Tuesday 3 June 2014

Thoughts on My Mother's Shloshim

Shloshim

Time takes on new meaning when you are a mourner.
My days used to be bounded by what time my work out class is; now they are bounded by what time minyan is. I counted the Omer different last year; this year I count the Omer by what minyan it is, keeping a minyan journal every day of where and when I say Kaddish: Minyan 1 the day after the funeral; minyan 30, today.

The day of my mother’s death moved very slowly- I was walking in quicksand. The shiva moved at a snail’s pace and now I can hardly believe shloshim is ending.

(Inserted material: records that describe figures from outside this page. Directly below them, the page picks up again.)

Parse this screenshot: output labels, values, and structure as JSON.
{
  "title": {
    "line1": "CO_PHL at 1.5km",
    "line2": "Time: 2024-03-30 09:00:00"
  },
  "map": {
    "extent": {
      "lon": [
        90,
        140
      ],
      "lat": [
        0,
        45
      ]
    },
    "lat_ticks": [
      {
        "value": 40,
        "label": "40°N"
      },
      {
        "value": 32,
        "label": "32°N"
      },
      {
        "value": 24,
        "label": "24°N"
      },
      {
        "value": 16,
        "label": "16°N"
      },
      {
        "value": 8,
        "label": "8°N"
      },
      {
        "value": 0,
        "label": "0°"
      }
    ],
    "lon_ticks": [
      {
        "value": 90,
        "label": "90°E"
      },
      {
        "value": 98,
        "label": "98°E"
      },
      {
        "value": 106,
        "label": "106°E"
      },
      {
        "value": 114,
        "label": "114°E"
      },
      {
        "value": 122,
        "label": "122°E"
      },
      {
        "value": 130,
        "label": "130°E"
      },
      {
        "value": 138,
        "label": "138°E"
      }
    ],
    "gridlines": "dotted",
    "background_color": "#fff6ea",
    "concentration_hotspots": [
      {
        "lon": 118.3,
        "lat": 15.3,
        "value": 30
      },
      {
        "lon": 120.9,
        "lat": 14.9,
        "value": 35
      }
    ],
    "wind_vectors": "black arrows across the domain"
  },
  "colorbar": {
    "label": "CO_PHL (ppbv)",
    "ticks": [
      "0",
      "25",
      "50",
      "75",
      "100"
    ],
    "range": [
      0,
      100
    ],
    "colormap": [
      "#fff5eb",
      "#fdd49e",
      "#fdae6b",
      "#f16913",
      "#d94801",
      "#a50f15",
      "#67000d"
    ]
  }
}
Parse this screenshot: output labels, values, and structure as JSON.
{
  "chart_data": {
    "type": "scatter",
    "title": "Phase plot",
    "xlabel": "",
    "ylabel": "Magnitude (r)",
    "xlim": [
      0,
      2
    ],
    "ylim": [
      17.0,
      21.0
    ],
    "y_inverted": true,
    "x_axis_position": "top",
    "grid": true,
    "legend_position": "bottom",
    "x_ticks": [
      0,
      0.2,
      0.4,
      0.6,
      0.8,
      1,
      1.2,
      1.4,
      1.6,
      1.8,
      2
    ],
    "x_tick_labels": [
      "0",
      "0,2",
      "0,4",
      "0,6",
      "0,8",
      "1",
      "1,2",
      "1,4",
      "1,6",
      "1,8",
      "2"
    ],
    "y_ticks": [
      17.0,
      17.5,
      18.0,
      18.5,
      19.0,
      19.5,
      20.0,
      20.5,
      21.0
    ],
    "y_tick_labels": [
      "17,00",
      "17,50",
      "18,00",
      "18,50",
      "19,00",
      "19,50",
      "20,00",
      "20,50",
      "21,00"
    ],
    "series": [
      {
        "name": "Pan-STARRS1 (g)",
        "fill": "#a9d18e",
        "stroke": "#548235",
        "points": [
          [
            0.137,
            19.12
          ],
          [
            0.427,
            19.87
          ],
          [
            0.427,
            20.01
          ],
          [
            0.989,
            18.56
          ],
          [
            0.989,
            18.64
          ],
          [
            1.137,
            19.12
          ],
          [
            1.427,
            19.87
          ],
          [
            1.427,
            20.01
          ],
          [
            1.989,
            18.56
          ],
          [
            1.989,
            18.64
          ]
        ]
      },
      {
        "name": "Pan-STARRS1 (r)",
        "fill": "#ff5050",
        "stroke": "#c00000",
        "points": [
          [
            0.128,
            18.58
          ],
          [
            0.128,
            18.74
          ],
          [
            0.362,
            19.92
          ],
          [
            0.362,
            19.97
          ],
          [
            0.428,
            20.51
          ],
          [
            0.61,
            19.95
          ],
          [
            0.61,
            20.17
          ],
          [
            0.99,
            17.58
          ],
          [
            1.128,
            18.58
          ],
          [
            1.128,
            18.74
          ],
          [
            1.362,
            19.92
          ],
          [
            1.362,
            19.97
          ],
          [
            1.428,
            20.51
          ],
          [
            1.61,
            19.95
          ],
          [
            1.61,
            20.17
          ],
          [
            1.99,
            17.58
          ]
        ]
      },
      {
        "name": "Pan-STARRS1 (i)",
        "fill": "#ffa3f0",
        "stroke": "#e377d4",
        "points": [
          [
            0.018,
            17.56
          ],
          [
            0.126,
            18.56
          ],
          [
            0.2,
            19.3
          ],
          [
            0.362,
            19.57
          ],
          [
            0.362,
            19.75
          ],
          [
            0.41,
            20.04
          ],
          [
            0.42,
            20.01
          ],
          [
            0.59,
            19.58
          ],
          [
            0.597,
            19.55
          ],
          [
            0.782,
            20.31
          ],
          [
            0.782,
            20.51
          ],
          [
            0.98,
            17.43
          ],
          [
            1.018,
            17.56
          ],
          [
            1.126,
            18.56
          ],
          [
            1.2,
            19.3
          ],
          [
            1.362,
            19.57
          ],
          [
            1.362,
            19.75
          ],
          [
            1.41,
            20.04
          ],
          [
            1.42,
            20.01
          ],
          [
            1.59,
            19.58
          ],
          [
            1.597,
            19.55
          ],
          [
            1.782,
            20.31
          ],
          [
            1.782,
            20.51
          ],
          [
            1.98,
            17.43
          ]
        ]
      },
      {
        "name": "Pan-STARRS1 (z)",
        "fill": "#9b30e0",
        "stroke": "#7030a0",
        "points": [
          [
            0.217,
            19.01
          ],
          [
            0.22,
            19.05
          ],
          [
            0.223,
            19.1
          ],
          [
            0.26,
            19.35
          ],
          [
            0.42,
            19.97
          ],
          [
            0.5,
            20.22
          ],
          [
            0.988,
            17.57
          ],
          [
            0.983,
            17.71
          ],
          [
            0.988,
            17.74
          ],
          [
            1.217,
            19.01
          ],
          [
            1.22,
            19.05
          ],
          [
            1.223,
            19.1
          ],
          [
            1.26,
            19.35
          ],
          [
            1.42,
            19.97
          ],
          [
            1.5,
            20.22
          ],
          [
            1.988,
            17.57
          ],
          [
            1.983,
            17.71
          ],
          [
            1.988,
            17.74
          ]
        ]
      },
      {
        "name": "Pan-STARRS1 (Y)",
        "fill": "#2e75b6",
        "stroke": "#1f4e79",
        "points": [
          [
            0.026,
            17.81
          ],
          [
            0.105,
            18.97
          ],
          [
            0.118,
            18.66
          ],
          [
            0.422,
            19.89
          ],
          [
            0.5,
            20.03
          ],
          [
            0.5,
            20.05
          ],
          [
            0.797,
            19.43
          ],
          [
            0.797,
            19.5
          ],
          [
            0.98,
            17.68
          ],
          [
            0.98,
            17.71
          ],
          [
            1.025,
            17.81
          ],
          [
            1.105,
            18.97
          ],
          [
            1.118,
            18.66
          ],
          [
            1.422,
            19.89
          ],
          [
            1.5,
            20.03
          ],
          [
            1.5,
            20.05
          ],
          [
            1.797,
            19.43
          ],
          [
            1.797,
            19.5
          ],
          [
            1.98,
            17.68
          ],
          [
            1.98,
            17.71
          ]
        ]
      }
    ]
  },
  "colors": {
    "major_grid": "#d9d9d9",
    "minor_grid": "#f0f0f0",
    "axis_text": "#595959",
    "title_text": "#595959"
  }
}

A mourner lives in between 2 worlds- this one and the one their loved one is in. Shiva keeps us in that limbo world, but Shloshim pulls us back, slowly but surely, to live again in this world. At shiva we are curled up like fetuses, craving protection and wating to go back into the womb. In shlsohim we are like babies just learning to crawl. The 11 months will teach us how to walk again. Wen we are done, we will hopefully stand upright and be “among the living.”

Judaism is all about sacred times: Shabbat, Rosh Chodesh, festivals. Abraham Heschel reminds us that Jews do not live in the world of space: cathedrals and sanctuaries. We lost our “space”—the Temple—and so we cling even more tightly to time. 

We Jews seem to start our days backwards: from the night. Our world started in darkness, in chaos and disorder. Sanctifying time brings light and order into the world. The end of shloshim marks the first sight of light. Tomorrow I will see a sliver of the moon, and I will be commanded to know that celebration is once again possible, even if difficult.

Tradition has it that Rosh Chodesh Sivan is the day on which the Jewish people camped before Mount Sinai in preparation for receiving the Torah. When describing this encampment, the Torah emphasizes that it came after the Jews left Mitzrayim, the narrow place. It is hard to imagine leaving this narrow place of mourning, which has become comfortable, but in order to receive revelation, I absolutely must.

When we leave the narrow place, time once again expands.   

Pirke Avot 2:15 we read,

משנה טו
[יד] רבי טרפון אומר היום קצר והמלאכה מרובה והפועלים עצלים והשכר הרבה ובעל הבית דוחק:
“Rabbi Tarfon would say: The day is short, the work is much, the workers are lazy, the reward is great, and the Master is pressing.”

This phrase marks the end of shloshim for me. Hayom katzar. The day is short—but—lets read it differently, with just a twist of a vowel. Katzar=katzir, harvest. 

In the short days of shloshim I tried to reap from the harvest of support of friends, community, and the daily recitation of Kaddish.

In the days ahead, I will take comfort from the words of Psalm 126:5: Those who sow in tears will reap in joy.


 הַזֹּרְעִים בְּדִמְעָה--    בְּרִנָּה יִקְצֹרוּ.